Personal information
- Full name: Zane Taylor
- Born: 28 February 1957 (age 69)
- Original team: Southport
- Height: 185 cm (6 ft 1 in)
- Weight: 80 kg (176 lb)

Playing career^{1}
- Years: Club / Games (Goals)
- 1980–1983: Geelong / 27 (12)
- ^{1} Playing statistics correct to the end of 1983.

= Zane Taylor (footballer) =

Australian rules footballer

Zane Taylor (born 28 February 1957) is a former Australian rules footballer who played with Geelong in the Victorian Football League (VFL) during the early 1980s. He spent time as a forward and midfielder during his career but it was as a half back flanker that he made the official "Queensland Team of the Century" in 2003.

His 26 interstate appearance for Queensland is a record and the medal given to the best player for the state in interstate matches is now named after him.

== Early life and QAFL ==
Taylor grew up in a Housing Commission estate in Footscray, Victoria a suburb of Melbourne. He played junior football with the Footscray Football Club colts where he was one of the team's star players. Moving to the Gold Coast, Queensland as a teenager, he began playing with QAFL Southport Sharks the age of 17 where he would star at Southport.
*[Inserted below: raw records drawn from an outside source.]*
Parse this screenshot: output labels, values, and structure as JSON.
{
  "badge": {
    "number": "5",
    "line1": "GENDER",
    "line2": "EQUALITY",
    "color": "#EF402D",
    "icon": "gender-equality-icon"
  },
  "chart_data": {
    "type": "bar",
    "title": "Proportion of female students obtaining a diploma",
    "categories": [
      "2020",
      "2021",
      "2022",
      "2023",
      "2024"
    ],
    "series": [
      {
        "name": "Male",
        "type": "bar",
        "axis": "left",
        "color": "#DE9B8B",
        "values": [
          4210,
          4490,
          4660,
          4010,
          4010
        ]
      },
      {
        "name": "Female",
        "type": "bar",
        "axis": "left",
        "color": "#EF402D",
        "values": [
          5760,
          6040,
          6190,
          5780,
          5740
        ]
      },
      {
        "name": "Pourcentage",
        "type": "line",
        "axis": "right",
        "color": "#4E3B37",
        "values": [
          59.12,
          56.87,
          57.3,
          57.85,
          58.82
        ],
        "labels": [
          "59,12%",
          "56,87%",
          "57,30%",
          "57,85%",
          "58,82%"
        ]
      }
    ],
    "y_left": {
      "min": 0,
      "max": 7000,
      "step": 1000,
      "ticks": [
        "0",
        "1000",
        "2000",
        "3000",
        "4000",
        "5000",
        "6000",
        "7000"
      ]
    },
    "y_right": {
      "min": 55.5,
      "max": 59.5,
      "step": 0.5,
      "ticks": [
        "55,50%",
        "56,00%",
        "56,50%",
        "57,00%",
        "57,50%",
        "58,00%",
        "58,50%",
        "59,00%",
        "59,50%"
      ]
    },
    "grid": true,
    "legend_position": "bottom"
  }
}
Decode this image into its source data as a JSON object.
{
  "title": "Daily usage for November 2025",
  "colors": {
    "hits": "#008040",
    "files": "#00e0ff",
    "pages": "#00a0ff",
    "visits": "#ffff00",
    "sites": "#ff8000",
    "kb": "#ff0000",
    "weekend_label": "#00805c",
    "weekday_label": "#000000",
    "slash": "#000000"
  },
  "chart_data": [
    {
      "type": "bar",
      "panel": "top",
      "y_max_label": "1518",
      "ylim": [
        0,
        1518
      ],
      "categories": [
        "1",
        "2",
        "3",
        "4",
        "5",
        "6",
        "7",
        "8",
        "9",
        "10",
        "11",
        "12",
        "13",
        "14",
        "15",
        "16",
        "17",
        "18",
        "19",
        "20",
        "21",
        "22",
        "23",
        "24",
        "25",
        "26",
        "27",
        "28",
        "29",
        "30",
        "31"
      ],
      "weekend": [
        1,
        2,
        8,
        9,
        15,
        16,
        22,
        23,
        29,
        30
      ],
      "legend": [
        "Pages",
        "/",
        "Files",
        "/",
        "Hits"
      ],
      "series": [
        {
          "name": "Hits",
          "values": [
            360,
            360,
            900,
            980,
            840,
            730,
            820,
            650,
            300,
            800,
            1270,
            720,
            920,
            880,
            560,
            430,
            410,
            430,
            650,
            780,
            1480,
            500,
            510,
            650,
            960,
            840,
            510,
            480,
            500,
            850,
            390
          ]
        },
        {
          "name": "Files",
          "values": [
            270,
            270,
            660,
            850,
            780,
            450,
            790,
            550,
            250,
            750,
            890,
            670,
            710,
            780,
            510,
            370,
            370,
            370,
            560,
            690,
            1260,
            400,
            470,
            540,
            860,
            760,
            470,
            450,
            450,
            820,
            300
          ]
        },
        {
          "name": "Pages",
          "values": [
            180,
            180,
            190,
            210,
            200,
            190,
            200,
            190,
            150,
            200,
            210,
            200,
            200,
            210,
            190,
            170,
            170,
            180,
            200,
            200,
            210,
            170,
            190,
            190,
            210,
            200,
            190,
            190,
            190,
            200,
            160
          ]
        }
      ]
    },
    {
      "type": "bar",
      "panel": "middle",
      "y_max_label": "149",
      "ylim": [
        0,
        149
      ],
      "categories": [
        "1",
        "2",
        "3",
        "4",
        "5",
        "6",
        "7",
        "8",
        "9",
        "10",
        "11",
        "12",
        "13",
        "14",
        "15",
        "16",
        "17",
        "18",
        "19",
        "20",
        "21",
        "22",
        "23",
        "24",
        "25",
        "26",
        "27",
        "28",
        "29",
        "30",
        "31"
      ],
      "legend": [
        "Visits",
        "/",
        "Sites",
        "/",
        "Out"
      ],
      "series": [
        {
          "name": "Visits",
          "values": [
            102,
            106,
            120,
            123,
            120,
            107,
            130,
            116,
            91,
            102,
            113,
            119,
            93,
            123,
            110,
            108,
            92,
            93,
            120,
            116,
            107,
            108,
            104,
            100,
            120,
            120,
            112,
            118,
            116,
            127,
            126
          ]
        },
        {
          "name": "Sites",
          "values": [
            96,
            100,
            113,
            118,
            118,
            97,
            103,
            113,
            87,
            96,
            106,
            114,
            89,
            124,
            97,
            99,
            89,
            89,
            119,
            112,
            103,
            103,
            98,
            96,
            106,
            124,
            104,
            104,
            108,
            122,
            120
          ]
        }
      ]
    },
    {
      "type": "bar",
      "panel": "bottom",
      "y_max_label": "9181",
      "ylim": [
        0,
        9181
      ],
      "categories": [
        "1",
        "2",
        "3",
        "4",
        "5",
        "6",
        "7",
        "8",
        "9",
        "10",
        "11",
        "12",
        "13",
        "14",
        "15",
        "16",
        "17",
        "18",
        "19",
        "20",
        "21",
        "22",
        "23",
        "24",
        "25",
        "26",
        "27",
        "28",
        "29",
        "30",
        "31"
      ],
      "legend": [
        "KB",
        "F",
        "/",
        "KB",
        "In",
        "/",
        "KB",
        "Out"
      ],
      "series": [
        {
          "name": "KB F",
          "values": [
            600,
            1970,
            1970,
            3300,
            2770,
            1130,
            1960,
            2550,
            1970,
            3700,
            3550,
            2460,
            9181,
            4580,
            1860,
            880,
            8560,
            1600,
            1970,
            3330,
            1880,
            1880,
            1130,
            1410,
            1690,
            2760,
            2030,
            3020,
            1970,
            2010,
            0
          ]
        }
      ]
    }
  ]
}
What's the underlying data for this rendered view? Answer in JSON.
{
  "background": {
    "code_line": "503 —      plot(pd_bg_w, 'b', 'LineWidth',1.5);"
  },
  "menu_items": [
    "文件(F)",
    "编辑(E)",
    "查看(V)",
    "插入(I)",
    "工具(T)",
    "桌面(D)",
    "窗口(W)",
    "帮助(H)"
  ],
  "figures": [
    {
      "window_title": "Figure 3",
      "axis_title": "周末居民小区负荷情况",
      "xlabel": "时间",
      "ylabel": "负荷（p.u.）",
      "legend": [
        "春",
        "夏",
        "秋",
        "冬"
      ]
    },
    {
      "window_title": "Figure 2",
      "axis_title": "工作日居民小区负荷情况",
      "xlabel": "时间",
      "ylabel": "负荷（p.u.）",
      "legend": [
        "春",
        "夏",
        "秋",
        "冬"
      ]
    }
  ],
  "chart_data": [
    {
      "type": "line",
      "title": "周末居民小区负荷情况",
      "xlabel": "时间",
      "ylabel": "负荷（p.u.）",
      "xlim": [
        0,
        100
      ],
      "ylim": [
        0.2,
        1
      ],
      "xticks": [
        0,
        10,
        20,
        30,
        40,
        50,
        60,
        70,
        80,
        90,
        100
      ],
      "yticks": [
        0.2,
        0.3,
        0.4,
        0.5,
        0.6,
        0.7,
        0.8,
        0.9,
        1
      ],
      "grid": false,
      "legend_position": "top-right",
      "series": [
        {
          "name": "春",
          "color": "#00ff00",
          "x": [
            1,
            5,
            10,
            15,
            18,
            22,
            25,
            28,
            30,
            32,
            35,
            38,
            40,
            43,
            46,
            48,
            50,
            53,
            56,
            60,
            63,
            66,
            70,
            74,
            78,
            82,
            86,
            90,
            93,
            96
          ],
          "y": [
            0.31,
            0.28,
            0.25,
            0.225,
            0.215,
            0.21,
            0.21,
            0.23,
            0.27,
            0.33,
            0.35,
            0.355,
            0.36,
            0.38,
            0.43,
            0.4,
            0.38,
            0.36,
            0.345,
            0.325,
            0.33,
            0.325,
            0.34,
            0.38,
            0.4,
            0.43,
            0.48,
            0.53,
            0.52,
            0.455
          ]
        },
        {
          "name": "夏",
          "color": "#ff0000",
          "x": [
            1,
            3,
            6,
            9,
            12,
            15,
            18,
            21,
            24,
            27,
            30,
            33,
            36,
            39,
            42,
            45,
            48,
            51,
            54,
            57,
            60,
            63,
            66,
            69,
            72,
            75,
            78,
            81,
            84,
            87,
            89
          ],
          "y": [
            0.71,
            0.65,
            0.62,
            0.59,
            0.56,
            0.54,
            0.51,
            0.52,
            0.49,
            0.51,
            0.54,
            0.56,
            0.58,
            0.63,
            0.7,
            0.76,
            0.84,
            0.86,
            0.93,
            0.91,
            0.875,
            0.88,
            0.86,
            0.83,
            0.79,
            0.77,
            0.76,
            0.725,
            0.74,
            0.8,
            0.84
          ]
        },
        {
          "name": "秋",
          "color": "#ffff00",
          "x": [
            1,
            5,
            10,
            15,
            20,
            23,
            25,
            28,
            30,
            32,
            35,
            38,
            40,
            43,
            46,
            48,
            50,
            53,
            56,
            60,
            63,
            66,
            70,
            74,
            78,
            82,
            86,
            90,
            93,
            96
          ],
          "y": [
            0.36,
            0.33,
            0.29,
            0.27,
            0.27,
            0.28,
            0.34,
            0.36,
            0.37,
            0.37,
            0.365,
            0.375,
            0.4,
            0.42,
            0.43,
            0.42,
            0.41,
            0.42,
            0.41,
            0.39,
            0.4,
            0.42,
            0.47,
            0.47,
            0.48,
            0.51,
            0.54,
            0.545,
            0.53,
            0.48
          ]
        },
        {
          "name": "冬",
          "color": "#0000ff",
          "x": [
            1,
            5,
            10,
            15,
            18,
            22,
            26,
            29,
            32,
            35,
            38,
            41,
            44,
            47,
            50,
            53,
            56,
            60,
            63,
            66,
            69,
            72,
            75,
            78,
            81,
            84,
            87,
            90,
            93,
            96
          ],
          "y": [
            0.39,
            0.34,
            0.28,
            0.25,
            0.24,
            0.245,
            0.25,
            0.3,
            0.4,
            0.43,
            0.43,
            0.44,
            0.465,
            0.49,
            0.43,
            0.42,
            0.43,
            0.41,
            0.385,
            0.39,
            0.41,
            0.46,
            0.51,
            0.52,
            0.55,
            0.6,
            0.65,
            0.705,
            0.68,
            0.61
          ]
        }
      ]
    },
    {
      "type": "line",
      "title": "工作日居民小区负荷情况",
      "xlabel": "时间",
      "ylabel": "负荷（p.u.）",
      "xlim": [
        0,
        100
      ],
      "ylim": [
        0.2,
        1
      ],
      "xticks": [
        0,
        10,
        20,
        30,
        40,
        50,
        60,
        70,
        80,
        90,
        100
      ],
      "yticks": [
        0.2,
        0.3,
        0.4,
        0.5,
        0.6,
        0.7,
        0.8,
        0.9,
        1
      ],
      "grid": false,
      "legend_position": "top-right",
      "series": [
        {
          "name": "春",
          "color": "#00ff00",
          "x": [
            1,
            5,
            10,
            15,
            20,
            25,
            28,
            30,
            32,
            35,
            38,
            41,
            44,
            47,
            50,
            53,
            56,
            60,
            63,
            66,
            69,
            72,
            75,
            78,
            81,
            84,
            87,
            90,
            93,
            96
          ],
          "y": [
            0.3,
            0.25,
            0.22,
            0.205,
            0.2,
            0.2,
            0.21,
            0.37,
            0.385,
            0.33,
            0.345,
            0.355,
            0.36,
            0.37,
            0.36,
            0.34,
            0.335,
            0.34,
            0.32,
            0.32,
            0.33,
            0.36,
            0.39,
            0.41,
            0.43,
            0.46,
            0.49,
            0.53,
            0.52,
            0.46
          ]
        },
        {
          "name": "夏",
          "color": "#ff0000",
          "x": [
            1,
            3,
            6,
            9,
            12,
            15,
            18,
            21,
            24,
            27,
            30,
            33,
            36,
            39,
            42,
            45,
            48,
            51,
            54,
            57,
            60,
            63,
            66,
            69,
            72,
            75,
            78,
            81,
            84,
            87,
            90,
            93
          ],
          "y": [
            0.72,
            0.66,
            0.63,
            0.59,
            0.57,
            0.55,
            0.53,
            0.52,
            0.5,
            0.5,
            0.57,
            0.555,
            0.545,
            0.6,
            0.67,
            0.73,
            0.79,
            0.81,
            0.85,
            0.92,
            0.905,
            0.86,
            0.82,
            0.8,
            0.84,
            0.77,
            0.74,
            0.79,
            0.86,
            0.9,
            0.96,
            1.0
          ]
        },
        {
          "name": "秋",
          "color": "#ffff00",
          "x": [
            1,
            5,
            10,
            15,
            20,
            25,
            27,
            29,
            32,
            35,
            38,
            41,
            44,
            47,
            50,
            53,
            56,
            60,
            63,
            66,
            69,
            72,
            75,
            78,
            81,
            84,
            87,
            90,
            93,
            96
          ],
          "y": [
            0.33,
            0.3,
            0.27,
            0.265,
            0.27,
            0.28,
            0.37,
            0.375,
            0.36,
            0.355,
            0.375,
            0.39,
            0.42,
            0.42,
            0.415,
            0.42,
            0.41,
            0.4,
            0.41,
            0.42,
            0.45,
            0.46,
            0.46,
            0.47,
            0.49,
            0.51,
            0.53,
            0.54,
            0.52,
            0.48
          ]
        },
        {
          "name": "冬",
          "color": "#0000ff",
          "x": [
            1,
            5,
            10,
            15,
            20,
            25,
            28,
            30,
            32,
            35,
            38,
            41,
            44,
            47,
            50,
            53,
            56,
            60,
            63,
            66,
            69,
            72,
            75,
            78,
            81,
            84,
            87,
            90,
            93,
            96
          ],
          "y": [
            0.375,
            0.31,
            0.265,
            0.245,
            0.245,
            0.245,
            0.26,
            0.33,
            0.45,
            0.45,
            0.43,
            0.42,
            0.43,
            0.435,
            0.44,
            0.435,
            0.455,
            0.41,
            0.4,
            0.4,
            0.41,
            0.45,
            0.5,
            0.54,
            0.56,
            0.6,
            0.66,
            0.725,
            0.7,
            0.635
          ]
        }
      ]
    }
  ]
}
In 1977, after two straight premierships with the Sharks, 19 year old Taylor was poached by his former club Footscray who made an offer to Taylor to play in the VFL. Taylor however turned it down, renewing his contract with Southport for another 3 years. At the end of his contract, following multiple Best and Fairests awards with Southport, he was once again approached by VFL clubs, this time signing with the Geelong Football Club.

== VFL Career ==
He had only just turned 23 when he started out at Geelong during the 1980 VFL season. He was suspended after his debut, for two games, having been found guilty of striking South Melbourne's Michael Wright with a clenched first. The suspension was costly as he was out of the seniors for seven weeks but when he returned he became a regular member of the team for the rest of the season. He played just six games in 1981 but appeared in a preliminary final, his second in two years.

== QAFL, Southport and VFL reserves ==
Taylor returned to Southport during the 1983 VFL season and finished equal first in voting for the Grogan Medal, but was ineligible due to suspension. He however won the award in 1985 and would go on to captain Southport to three premierships.

He enjoyed considerable team success over the course of his career, playing in 16 grand finals in a 16-year period from 1975 to 1990. The sequence started with four premierships at Southport, while they were in the Gold Coast league. He then played in three successive premierships with the Geelong reserves team from 1980 to 1982, contributing six goals to their 1981 grand final win. In the 1984 season, Southport didn't make the grand final, but Taylor had played in two grand finals in 1978, after getting a permit to appear for Windsor-Zillmere in the QAFL premiership decider. A grand final every year from 1985 to 1990, of which Southport lost twice, meant that he averaged a grand final a year during that period.